Fifty-year-old U.S. Air Force Col. Brandon Kelly and AdventHealth Celebration’s Global Robotics Institute medical director and surgeon Dr. Vipul Patel became part of history earlier this month on Veteran’s Day.
Kelly underwent robotic-assisted prostate surgery. It was Dr. Patel’s 20,000th such procedure, the most by any surgeon in the world.
So now, for both Kelly and Patel, Veterans Day now holds a new meaning.
“For me, Veterans Day is now even more powerful,” Kelly told AdventHealth. “I try to lead my wing and my life by focusing on three things: faith, family and mission, in that order. Your faith keeps you grounded in what’s good, your family stands beside you and then the mission follows.
“This surgery will bring me peace, and I’ll continue to pay it forward. That’s what veterans do. We support the next generation who choose to serve.”
“The next 20,000 isn’t about more surgeries,” Patel said. “It’s about helping more men live whole, healthy lives through education, advocacy and early detection.”
Kelly said he insisted on undergoing prostate cancer testing after his father was diagnosed and eventually died from the disease. He didn’t know prostate cancer ran in his family until then.
“If sharing my story helps one man get screened sooner, then it’s worth it,” he said. “That’s how we take care of each other, by paying attention, by acting early and by believing healing is possible. Be proactive and don’t take no for an answer.
“This surgery will save my life. I’ve spent my career protecting others, but I also realize how important it was to protect my own health. Early screening caught my cancer in time and now I want every man to know that early detection truly matters.”
Patel said Kelly’s story captures the very heart of wholeperson care.
“Healing isn’t just about removing cancer,” Patel said. “It’s about restoring hope, body, mind and spirit. Brandon’s courage is a reminder that prostate cancer doesn’t have to be a silent disease.

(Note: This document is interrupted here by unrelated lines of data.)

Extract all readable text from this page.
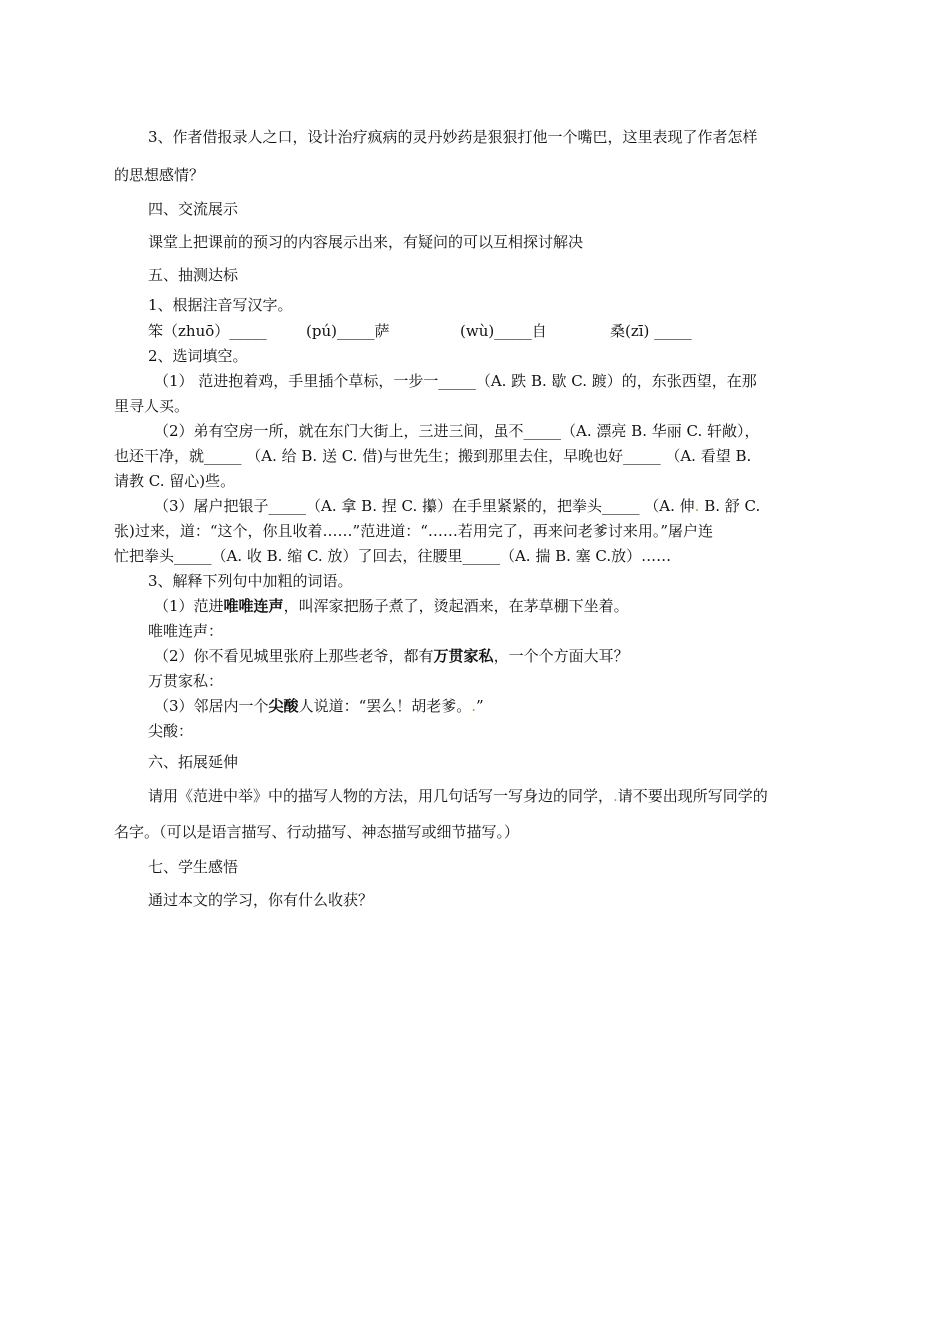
3、作者借报录人之口，设计治疗疯病的灵丹妙药是狠狠打他一个嘴巴，这里表现了作者怎样
的思想感情？
四、交流展示
课堂上把课前的预习的内容展示出来，有疑问的可以互相探讨解决
五、抽测达标
1、根据注音写汉字。
笨（zhuō）_____	(pú)_____萨	(wù)_____自	桑(zī) _____
2、选词填空。
（1） 范进抱着鸡，手里插个草标，一步一_____（A. 跌 B. 歇 C. 踱）的，东张西望，在那
里寻人买。
（2）弟有空房一所，就在东门大街上，三进三间，虽不_____（A. 漂亮 B. 华丽 C. 轩敞），
也还干净，就_____ （A. 给 B. 送 C. 借)与世先生；搬到那里去住，早晚也好_____ （A. 看望 B.
请教 C. 留心)些。
（3）屠户把银子_____（A. 拿 B. 捏 C. 攥）在手里紧紧的，把拳头_____ （A. 伸. B. 舒 C.
张)过来，道：“这个，你且收着……”范进道：“……若用完了，再来问老爹讨来用。”屠户连
忙把拳头_____（A. 收 B. 缩 C. 放）了回去，往腰里_____（A. 揣 B. 塞 C.放）……
3、解释下列句中加粗的词语。
（1）范进唯唯连声，叫浑家把肠子煮了，烫起酒来，在茅草棚下坐着。
唯唯连声：
（2）你不看见城里张府上那些老爷，都有万贯家私，一个个方面大耳？
万贯家私：
（3）邻居内一个尖酸人说道：“罢么！胡老爹。.”
尖酸：
六、拓展延伸
请用《范进中举》中的描写人物的方法，用几句话写一写身边的同学，.请不要出现所写同学的
名字。（可以是语言描写、行动描写、神态描写或细节描写。）
七、学生感悟
通过本文的学习，你有什么收获？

When men are screened early, their chances of cure are incredibly high.”
Patel said he wants to use the milestone to raise awareness about the need for early prostatecancer screening, especially for men at higher risk including those with a family history or African American men.
“We’re seeing younger men and more aggressive cancers because screening has declined,” Patel said. “The average man should begin screening at 50 but many need to start at 40. Every man deserves the chance to detect cancer early when it’s most treatable. We’ve written to national health leaders asking for change. It’s time we treat prostate health with the same urgency as other cancers.”
He and his team are also advocating for updated national screening guidelines, urging policymakers to make prostate-specific antigen (PSA) testing a standard part of men’s preventive care.
Patel’s telesurgery innovation beyond the record-setting number of robotic prostatectomies has included a world-first procedure in Angola, when he remotely operated on a patient almost 7,000 miles away earlier this year.
“Dr. Patel’s achievement is extraordinary not only for its scale but for what it represents in whole-person care,” AdventHealth Celebration CEO Amanda Maggard said. “He continues to redefine what’s possible through innovation, research and compassion that meet every patient where they are.”
Information from AdventHealth was used in this report.